“If you were to bring Turks here, or appeal to Turks,” said I, “Kagig would never get you.”
“How not?”
“Unless he should find your dead carcass after my friends and I had finished with it!”
“What then?”
He lighted his pipe again by way of reestablishing himself in his own esteem, and it glowed and crackled wetly in the dark beside me in response to the workings of his intelligence.
“In case of trouble up here, and our being held prisoner, go and find other Armenians, and order them in Kagig’s name to come and rescue us.”
“Those who obey Kagig are with Kagig,” he answered.
“Surely not all?”
“All that Kagig could gather to him after eleven years!”
“In that case go to Kagig, and tell him.”
“Kagig would not come. He holds Zeitoon.”
“Are you a fool?”
“Not I! The other two are fools.”
“Then do you understand that in case these people should make us prisoner—”
He nodded. “They might. They might propose to sell you to the Turks, perhaps against their own stolen women-folk.”
“Then don’t you see that if you were gone, and I told them you had gone to bring Kagig, they would let us go rather than face Kagig’s wrath?”
“But Kagig would not come.”
“I know that. But how should they know it?”
I knew that be nodded again by the motion of the glowing tobacco in his pipe. It glowed suddenly bright, as a new idea dawned on him. He was an honest fellow, and did not conceal the thought.
“Kagig would not send me back to you,” he said. “He is short of men at Zeitoon.”
“Never mind,” said I. “In case of trouble up above here, but not otherwise, will you do that?”
“Gladly. But give it me in writing, lest Kagig have me beaten for running from you without leave.”
That was my turn to jump at a proposal.
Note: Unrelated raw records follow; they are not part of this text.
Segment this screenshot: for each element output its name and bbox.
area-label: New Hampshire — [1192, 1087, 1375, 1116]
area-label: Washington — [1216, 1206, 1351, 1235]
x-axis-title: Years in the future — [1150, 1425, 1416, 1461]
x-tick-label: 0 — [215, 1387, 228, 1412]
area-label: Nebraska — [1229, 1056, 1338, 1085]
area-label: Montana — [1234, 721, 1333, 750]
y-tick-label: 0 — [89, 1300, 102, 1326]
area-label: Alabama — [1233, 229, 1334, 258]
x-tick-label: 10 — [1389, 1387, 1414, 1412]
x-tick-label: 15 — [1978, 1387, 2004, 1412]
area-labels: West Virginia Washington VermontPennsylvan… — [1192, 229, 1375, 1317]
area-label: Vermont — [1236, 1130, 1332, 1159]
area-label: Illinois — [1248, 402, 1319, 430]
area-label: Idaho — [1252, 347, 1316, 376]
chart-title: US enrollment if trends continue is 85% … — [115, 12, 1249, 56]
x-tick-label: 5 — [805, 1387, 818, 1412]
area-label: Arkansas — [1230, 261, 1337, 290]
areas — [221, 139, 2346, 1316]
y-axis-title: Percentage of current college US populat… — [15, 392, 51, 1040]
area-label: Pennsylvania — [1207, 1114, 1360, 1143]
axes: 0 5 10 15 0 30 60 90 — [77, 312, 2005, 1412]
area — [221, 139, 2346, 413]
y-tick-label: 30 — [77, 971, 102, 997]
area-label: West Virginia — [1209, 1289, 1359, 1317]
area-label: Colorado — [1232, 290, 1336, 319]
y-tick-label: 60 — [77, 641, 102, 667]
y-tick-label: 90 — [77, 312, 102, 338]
I tore a sheet from my memorandum book, and scribbled in the dark, knowing be could not read what I had written.
“This writing says that you did not run away until you had made quite sure we were in difficulties. So, if you should run too soon, and we should not be in difficulties after all, Kagig would learn that sooner or later. What would Kagig do in that case?”
“He would throw me over the bridge at Zeitoon—if he could catch me! Nay! I play no tricks.”
“Good. Then go and hide. Hide within call. Within an hour, or at most two hours we shall know how the land lies. If all should be well I will change that writing for another one, and send you to Kagig in any case. No more words now—go and hide!”
He put his pipe out with his thumb, and took two strides into a shadow, and was gone. Then I went back through the gap in the dungeon wall, and stumbled to the stairs. Apparently not missing me yet, they had covered up the trap, and I had to hammer on it for admission. They were not pleased when my head appeared through the hole, and they realized that I had probably held communication with our men. I suppose Fred saw by my face that I had accomplished what I went for, because he let out a laugh like a fox’s bark that did nothing toward lessening the tension.